Hackers are compromising websites to inject scripts that display fake Google Chrome automatic update errors that distribute malware to unaware visitors.
The campaign has been underway since November 2022, and according to NTT’s security analyst Rintaro Koike, it shifted up a gear after February 2023, expanding its targeting scope to cover users who speak Japanese, Korean, and Spanish.
BleepingComputer has found numerous sites hacked in this malware distribution campaign, including adult sites, blogs, news sites, and online stores.
Fake Chrome update errors
The attack starts by compromising websites to inject malicious JavaScript code that executes scripts when a user visits them. These scripts will download additional scripts based on whether the visitor is the targeted audience.
These malicious scripts are delivered through the Pinata IPFS (InterPlanetary File System) service, which obfuscates the origin server hosting the files, making blocklisting ineffective and resisting takedowns.
If a targeted visitor browses the site, the scripts will display a fake Google Chrome error screen stating that an automatic update that is required to continue browsing the site failed to install.
“An error occurred in Chrome automatic update. Please install the update package manually later, or wait for the next automatic update,” reads the fake Chrome error message.
The scripts will then automatically download a ZIP file called ‘release.zip’ that is disguised as a Chrome update the user should install.
However, this ZIP file contains a Monero miner that will utilize the device’s CPU resources to mine cryptocurrency for the threat actors.
Upon launch, the malware copies itself to C:Program FilesGoogleChrome as “updater.exe” and then launches a legitimate executable to perform process injection and run straight from memory.
According to VirusTotal, the malware uses the “BYOVD” (bring your own vulnerable driver) technique to exploit a vulnerability in the legitimate WinRing0x64.sys to gain SYSTEM privileges on the device.
The miner persists by adding scheduled tasks and performing Registry modifications while excluding itself from Windows Defender.

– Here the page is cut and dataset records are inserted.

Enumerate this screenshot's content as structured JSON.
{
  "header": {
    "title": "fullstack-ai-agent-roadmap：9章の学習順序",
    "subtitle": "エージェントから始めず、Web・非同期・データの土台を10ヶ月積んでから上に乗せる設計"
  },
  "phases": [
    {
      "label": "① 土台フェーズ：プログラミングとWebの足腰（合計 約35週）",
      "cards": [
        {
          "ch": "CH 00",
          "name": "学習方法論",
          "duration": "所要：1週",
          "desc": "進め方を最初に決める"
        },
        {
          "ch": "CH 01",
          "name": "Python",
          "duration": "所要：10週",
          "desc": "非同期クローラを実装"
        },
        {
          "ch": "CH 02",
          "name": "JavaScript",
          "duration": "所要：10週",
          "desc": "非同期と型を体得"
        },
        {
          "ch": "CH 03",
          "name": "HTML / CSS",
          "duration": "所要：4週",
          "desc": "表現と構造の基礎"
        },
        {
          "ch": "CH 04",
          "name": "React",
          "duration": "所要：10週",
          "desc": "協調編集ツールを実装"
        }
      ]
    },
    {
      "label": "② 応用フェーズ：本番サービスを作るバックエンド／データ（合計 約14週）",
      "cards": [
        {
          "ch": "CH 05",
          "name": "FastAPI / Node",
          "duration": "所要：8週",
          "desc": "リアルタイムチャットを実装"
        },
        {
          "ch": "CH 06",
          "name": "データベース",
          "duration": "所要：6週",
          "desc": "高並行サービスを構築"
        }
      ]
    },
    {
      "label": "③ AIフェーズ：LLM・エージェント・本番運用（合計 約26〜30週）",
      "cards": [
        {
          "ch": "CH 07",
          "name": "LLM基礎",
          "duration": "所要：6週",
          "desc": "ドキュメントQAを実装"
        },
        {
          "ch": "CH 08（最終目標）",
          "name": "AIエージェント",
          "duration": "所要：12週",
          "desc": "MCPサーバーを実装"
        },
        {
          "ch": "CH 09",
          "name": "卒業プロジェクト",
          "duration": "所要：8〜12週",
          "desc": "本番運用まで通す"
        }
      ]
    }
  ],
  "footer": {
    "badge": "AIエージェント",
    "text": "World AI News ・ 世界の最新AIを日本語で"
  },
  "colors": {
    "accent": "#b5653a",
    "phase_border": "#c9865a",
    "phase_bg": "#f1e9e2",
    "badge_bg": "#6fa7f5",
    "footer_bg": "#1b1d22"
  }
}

Additionally, it stops Windows Update and disrupts the communication of security products with their servers by modifying the IP addresses of the latter in the HOSTS file. This hinders updates and threat detection and may even disable an AV altogether.
After all these steps, the miner connects to xmr.2miners[.]com and starts mining the hard-to-trace cryptocurrency Monero (XMR).

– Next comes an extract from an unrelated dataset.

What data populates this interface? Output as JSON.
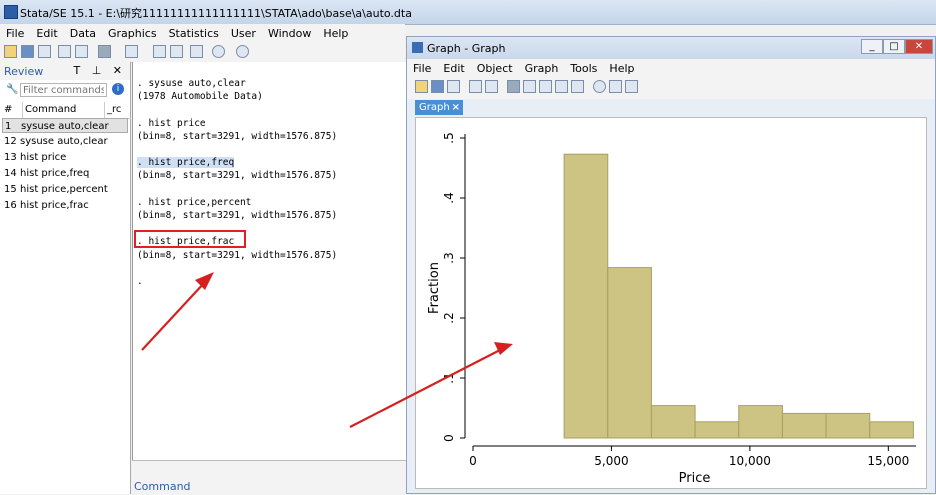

While some of the websites that have been defaced are Japanese, NTT warns that the recent inclusion of additional languages may indicate that the threat actors plan to expand their targeting scope, so the campaign’s impact may become greater soon.
As always, never install security updates for installed software at third-party sites, and only install them from the software’s developers or via automatic updates built into the program.